Gradually, as the country approaches the third stage of the nuclear program, the reactors will burn the U-233 from the second stage and the fuel blanket will be primarily composed of thorium. Thus, about two-thirds of the reactor's power will be fueled by thorium. Additionally, thorium fuel bundles can last much longer than conventional uranium fuel bundles. Thus, the spent uranium would eventually be replaced by thorium, eventually creating a fully thorium-fueled reactor.

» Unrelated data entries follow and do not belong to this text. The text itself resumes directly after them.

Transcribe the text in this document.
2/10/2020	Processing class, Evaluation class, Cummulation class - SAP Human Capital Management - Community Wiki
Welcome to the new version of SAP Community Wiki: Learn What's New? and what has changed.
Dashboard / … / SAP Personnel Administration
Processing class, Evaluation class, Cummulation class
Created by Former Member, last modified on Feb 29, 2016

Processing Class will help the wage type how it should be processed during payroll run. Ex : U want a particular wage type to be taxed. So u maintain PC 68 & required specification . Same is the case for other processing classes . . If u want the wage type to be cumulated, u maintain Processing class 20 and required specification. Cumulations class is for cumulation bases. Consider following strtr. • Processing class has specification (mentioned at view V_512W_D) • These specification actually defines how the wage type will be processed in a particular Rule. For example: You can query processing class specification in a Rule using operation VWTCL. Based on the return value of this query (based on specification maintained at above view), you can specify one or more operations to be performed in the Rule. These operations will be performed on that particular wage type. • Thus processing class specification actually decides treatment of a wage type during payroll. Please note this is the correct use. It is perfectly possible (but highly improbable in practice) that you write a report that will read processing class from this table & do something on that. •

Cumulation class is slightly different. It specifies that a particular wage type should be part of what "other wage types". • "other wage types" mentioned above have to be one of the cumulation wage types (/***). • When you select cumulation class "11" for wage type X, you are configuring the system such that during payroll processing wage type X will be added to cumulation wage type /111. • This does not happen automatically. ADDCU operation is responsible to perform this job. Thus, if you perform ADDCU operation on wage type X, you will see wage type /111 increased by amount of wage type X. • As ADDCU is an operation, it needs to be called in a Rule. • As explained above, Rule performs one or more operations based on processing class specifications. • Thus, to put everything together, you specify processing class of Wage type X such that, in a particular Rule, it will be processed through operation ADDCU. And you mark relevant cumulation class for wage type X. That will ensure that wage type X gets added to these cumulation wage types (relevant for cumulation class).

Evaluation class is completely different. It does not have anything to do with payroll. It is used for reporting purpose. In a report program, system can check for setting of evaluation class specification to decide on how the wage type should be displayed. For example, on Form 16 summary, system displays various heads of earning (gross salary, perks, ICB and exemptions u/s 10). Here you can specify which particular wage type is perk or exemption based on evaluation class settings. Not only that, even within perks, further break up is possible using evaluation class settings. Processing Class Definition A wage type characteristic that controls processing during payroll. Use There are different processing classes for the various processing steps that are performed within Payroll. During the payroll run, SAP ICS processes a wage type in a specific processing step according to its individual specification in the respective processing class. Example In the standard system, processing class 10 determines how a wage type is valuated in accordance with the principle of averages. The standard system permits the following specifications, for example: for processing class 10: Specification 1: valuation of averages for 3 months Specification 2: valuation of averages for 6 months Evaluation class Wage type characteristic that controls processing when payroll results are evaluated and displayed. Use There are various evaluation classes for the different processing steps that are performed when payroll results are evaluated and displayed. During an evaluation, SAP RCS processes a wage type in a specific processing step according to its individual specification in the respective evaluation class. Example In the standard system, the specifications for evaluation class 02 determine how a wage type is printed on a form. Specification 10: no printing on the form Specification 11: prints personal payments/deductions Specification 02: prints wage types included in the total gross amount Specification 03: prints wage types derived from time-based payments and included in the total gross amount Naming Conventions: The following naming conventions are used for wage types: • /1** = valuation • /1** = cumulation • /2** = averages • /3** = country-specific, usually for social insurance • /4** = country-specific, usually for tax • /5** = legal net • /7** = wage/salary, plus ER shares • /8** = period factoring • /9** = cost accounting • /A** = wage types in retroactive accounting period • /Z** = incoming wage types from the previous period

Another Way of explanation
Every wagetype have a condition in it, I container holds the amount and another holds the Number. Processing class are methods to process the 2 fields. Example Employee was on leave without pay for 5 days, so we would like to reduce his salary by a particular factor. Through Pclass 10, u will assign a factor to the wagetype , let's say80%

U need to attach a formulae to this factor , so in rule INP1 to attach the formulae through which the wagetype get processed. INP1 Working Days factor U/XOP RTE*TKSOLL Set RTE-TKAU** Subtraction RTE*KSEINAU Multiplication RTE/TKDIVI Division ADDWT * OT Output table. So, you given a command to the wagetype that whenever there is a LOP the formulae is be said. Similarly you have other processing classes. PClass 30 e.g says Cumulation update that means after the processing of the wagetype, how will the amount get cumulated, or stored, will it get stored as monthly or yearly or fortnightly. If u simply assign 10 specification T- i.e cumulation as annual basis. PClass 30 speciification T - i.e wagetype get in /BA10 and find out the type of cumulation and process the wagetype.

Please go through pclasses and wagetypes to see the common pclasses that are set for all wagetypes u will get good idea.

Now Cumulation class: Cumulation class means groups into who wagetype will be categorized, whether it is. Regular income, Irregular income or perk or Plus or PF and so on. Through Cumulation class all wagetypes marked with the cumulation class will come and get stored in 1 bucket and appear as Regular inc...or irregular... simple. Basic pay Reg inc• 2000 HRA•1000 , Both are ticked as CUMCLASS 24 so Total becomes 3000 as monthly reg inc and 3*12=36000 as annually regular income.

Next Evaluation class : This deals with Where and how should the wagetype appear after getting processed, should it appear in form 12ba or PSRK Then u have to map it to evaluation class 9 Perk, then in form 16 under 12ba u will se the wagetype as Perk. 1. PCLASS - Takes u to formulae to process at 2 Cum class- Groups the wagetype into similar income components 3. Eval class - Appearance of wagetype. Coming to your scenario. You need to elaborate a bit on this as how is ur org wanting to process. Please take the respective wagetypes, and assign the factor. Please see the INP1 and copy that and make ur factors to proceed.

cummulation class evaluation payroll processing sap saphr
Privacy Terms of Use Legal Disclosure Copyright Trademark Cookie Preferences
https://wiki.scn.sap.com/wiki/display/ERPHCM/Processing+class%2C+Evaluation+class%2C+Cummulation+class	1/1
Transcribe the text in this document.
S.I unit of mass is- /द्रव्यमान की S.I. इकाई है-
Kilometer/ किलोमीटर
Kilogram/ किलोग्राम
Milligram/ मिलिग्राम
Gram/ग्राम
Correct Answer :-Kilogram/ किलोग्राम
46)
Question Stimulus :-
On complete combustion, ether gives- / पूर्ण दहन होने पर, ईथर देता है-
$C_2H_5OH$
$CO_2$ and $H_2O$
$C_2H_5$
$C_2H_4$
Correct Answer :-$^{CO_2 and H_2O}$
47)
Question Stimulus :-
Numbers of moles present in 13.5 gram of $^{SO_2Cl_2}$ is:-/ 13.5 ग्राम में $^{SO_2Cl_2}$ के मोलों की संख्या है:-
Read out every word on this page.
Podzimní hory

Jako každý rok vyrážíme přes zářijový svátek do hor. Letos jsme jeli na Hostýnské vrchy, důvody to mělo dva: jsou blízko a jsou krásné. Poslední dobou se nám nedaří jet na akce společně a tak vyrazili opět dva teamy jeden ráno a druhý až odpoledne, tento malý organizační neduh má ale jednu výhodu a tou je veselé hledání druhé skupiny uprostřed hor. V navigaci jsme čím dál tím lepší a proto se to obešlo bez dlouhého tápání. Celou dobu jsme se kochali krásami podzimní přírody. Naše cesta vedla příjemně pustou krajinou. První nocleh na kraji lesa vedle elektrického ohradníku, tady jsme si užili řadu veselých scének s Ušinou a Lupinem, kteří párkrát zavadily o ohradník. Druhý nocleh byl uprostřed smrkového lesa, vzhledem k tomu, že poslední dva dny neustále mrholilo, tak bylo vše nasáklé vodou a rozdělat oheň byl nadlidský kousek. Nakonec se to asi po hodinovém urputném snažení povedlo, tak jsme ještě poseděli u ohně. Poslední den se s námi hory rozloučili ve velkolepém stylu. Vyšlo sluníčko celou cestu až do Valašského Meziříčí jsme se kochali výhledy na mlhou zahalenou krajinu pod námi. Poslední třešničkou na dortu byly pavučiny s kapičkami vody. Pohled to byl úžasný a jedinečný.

In 2002, construction on a prototype fast breeder reactor at Kalpakkam was approved by the regulatory authority, and this reactor is expected to progress to the second stage of the program by late 2014. Six additional fast reactors are slated for construction, with four of them planned for 2020.
Within 25 years, India plans to increase its use of nuclear power for electricity generation from 2.8% to 9%. With the passing of the U.S.-India Civil Nuclear Agreement, which allows India even greater independence in the trade of nuclear energy and technologies with other countries, India may eventually establish itself as a preeminent center for nuclear technologies.
Dr. S. Banerjee, Chairman of the Atomic Energy Commission, mentioned in a 2010 address to the IAEA that the Nuclear Power Corporation of India Limited is "ready to offer Indian PHWRs of 220 MWe or 540 MWe capacity for export". India's investments will provide India with the electricity capacity that it desperately needs, while simultaneously providing the global energy market with a competitive source of safer and more efficient nuclear energy. The Institute for Defence Studies and Analyses writes that "The time has also come for India to think beyond domestic development of nuclear power reactors and showcase its civilian nuclear capabilities abroad."